Abstract: Computational imaging methods that can exploit multiple modalities have the potential to enhance the capabilities of traditional sensing systems. In this work, we propose a new method that reconstructs multimodal images from their linear measurements by exploiting redundancies across different modalities.
Our method combines a convolutional group-sparse representation of images with Total Variation regularization for high-quality multimodal imaging. We develop an online algorithm that enables the unsupervised learning of convolutional dictionaries on large-scale datasets that are typical in such applications. We illustrate the benefit of our approach in the context of joint intensity-depth imaging. The work has been accepted at ICIP2017.
Abstract: Unmanned aerial vehicle control is a hot topic in research and at the crossroad of a lot of disciplines. For instance, safe and reliable navigation of UAVs requires consideration of the surrounding environment, in particular, the external wind conditions. This external wind configuration is usually evaluated by computationnaly expensive efforts and depends on external meteorological parameters. Hopefully, it can be modelled as a Gaussian process characterized by a covariance matrix belonging to the space of PSD matrices of rank r.
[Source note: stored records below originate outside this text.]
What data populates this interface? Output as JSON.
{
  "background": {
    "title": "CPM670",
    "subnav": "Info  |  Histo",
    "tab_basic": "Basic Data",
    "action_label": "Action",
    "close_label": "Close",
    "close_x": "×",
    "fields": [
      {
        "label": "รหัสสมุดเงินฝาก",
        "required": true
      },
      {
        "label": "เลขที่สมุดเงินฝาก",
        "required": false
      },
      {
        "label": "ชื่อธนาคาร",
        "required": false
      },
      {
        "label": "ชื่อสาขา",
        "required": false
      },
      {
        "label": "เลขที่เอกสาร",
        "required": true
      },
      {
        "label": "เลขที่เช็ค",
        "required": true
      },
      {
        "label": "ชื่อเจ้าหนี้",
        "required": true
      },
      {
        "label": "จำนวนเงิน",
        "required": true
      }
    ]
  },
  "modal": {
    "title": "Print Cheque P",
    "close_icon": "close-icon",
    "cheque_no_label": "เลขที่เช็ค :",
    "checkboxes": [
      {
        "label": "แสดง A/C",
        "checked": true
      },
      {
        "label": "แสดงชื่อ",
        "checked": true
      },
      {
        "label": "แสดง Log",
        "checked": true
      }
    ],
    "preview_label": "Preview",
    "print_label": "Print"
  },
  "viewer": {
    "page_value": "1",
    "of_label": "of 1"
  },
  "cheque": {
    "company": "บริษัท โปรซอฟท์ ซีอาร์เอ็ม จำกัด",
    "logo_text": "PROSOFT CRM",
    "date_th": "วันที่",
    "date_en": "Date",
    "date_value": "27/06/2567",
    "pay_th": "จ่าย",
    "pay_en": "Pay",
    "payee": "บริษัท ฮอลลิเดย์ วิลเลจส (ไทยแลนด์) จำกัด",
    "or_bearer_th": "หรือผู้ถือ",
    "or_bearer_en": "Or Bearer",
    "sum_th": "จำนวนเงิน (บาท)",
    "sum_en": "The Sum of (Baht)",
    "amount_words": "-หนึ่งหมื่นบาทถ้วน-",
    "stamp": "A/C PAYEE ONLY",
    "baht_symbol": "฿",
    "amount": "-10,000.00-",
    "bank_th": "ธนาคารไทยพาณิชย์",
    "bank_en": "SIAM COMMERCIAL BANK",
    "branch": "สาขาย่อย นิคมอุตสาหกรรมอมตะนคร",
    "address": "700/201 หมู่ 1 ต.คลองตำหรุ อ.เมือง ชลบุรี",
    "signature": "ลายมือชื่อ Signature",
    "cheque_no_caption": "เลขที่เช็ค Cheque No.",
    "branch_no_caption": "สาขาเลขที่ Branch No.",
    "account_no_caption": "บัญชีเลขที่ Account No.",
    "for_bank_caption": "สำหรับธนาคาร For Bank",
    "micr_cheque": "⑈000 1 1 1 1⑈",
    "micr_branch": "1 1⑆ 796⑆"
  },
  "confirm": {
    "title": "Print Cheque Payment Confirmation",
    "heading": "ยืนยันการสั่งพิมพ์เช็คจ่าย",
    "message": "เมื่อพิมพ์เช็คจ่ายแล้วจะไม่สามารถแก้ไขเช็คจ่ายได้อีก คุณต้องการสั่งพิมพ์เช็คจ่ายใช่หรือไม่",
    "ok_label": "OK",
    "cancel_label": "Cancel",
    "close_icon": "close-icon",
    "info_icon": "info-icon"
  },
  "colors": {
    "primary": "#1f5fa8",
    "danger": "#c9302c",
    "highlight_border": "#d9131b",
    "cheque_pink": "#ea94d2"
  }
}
In this work, we both expoit the manifold structure of this specific space and also propose a method to fit a small set of pre-computed solutions. That way, for a new value of the external meteorological parameters, we are able to recover a sufficiently accurate wind field configuration in a computationnaly tractable effort. Our method is based on manifold-valued Bezier curves. Joint work with E. M. Massart, A. Musolas, P.-A. Absil, J.M. Hendrickx, L. Jacques and Y. Marzouk.